In this paper, we show that the missing contributions can be recovered without training: after
semantic clustering, keys and values within each block exhibit strong similarity and can be well summarized
by a small set of cluster centroids. Based on this observation, we introduce SVG-EAR, a parameter-free
linear compensation branch that uses the centroid to approximate skipped blocks and recover their
contributions. While centroid compensation is accurate for most blocks, it can fail on a small subset.
Standard sparsification typically selects blocks by attention scores, which indicate where the model places
its attention mass, but not where the approximation error would be largest.

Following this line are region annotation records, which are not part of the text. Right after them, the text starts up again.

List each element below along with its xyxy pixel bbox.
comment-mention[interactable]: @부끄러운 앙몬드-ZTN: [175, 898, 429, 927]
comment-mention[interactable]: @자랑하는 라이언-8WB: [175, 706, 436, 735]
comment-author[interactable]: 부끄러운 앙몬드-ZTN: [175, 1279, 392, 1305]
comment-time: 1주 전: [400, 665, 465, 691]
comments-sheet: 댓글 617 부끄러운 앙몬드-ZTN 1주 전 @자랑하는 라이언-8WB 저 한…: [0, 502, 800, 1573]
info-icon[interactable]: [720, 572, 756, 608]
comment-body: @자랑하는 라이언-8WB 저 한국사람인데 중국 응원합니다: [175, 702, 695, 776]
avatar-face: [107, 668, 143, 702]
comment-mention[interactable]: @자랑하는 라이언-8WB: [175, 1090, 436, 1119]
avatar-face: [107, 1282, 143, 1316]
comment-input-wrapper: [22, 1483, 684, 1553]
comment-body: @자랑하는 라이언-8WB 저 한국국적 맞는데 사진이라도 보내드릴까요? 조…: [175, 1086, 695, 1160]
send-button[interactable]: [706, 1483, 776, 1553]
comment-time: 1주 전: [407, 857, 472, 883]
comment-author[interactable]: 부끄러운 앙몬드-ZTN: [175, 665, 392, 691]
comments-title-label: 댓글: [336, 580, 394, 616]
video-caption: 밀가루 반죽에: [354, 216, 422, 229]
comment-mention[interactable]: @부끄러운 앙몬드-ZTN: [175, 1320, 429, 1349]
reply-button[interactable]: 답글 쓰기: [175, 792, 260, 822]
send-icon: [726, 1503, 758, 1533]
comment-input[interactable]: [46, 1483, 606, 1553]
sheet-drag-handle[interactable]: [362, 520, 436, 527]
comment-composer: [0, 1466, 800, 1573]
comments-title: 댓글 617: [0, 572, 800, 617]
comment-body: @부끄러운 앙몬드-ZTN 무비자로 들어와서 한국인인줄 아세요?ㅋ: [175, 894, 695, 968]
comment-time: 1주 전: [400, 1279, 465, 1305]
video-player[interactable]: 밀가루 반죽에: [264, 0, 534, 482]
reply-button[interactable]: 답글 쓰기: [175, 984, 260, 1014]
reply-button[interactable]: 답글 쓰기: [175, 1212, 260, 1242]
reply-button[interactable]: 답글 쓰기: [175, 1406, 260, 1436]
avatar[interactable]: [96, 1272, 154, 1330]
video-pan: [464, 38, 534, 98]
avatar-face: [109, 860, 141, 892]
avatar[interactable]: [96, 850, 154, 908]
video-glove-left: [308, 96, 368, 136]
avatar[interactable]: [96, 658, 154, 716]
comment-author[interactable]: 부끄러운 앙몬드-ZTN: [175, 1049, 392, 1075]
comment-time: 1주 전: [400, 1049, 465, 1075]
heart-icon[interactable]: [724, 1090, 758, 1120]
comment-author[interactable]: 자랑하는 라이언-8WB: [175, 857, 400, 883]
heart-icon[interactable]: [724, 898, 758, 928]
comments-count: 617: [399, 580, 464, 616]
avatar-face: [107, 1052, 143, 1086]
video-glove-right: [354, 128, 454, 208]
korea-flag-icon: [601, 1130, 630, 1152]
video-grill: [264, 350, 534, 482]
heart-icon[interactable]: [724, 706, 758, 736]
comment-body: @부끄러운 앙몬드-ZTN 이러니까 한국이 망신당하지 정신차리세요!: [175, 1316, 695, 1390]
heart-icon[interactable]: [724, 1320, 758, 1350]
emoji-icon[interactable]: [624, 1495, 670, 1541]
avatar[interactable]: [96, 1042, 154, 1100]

SVG-EAR therefore performs error-aware routing: a lightweight probe estimates the
compensation error for each block, and we compute exactly the blocks with the highest error-to-cost ratio
while compensating for skipped blocks. We provide theoretical guarantees that relate attention
reconstruction error to clustering quality, and empirically show that SVG-EAR improves the
quality-efficiency trade-off, achieving up to 1.77× and
1.93× speedups while maintaining PSNRs of up to 29.759 and
31.043 on Wan2.2 and HunyuanVideo, respectively.